Francis frowns, wonders vaguely if the horses are as alarmed as he is by the dreadful chartreuse tones of Araminta’s puffer vest. It does something terrible to her complexion. ‘You do a terrific job,’ he says, wondering what’s wrong with Timothy’s cafe menu, ‘and I should be more supportive. I shall have lunch there for my birthday.’ He looks at his watch. ‘In an hour.’

‘By yourself?’ She frowns.

‘Join me?’

‘Can’t, darling. Party to organise.’ She squeezes his arm. ‘Don’t be late!’ She buzzes out the door.

He follows her bustling form through the window as she heads to one of her many and varied onsite meetings. He’s luckyto have Araminta but, still, his shoulders droop as he thinks of tonight’s party. He mentally flicks through his wardrobe for an outfit.

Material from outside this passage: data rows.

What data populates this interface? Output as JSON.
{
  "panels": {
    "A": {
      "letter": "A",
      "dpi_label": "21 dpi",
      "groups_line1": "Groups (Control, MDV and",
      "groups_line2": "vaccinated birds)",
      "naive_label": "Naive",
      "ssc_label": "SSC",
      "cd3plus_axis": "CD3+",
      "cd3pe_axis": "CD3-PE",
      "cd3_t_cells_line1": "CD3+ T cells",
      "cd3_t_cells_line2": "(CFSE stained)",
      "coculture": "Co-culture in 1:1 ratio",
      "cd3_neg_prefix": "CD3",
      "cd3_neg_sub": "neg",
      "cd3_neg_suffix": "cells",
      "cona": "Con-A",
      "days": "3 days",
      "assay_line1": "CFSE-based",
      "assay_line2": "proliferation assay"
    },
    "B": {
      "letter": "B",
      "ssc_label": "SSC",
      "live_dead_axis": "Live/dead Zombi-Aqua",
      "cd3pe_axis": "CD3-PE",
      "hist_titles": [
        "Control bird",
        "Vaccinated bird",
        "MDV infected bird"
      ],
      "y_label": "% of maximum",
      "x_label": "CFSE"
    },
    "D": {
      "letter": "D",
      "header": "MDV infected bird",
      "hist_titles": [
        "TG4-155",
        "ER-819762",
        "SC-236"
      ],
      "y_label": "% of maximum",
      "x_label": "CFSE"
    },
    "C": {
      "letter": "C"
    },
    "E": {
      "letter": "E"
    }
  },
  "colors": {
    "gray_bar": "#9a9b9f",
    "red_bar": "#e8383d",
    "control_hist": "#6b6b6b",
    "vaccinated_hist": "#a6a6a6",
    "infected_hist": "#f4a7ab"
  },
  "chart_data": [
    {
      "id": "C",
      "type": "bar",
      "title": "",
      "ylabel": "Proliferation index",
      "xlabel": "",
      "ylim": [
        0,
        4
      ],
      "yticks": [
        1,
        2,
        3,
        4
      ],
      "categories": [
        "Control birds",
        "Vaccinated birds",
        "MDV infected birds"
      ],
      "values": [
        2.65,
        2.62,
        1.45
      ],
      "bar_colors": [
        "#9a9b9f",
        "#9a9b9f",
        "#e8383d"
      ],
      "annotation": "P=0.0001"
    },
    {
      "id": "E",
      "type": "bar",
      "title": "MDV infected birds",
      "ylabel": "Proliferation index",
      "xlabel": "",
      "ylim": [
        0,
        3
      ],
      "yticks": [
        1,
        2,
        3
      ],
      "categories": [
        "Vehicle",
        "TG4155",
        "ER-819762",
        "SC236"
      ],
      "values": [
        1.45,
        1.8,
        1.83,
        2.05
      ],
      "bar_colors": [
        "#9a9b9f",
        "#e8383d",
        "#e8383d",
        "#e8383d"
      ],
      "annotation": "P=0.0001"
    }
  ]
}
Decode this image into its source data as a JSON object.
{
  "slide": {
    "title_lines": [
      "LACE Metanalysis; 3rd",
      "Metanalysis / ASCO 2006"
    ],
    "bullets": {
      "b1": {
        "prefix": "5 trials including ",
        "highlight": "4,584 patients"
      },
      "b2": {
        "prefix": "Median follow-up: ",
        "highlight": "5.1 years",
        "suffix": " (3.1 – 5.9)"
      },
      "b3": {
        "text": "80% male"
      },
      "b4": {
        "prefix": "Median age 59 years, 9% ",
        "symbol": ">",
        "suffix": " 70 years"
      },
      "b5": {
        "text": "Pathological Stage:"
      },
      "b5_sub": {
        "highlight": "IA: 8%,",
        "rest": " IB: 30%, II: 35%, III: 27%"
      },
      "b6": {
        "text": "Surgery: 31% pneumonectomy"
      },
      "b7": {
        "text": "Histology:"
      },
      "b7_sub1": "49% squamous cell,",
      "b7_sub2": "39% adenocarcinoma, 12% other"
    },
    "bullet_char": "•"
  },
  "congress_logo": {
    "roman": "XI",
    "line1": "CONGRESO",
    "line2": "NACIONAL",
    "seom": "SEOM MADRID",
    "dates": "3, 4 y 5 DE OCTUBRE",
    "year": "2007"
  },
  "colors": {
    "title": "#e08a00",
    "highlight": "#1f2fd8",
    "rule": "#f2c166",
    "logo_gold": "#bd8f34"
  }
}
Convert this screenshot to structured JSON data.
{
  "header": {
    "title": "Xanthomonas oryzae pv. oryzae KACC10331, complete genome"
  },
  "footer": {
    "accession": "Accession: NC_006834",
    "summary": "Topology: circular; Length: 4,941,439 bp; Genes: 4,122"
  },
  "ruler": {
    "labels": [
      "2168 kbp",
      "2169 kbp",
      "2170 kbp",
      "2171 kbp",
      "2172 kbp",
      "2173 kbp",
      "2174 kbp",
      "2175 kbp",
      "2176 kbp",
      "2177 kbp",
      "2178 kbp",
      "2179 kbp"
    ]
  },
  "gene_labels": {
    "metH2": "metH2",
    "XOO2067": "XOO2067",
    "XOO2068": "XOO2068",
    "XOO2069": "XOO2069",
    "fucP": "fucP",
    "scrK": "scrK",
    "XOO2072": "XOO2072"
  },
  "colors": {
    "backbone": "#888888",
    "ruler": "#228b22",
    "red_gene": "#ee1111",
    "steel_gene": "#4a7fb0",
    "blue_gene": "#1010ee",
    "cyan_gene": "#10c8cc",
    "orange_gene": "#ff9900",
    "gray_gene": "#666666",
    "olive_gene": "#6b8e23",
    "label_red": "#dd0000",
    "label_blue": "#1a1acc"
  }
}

The green silk Alexander McQueen, perhaps. An Etro scarf? And the Louboutin loafers in metallic gold might work. He has the afternoon to decide. He switches on the kettle and selects his favourite teacup and saucer. Perhaps that lovely Cartier brooch to finish the look. If one is going to brave the battlefields, one prefers to be in full uniform.

7

RODDY

NOW, NSW SOUTHERN HIGHLANDS, AUSTRALIA

‘What are you reading?’ asks Roddy.

Lottie jumps as she closes the book. ‘There you are! Finally.’

He has been watching her through the glass door of the shop before opening it. Her guilty look makes him smile.

‘Oscar Wilde. He matches my dark mood,’ she says.

The book cover is of faded blue cloth and is blank on the front. ‘I thought Wilde was witty and hilarious.’ He picks it up and turns to the spine:De Profundis.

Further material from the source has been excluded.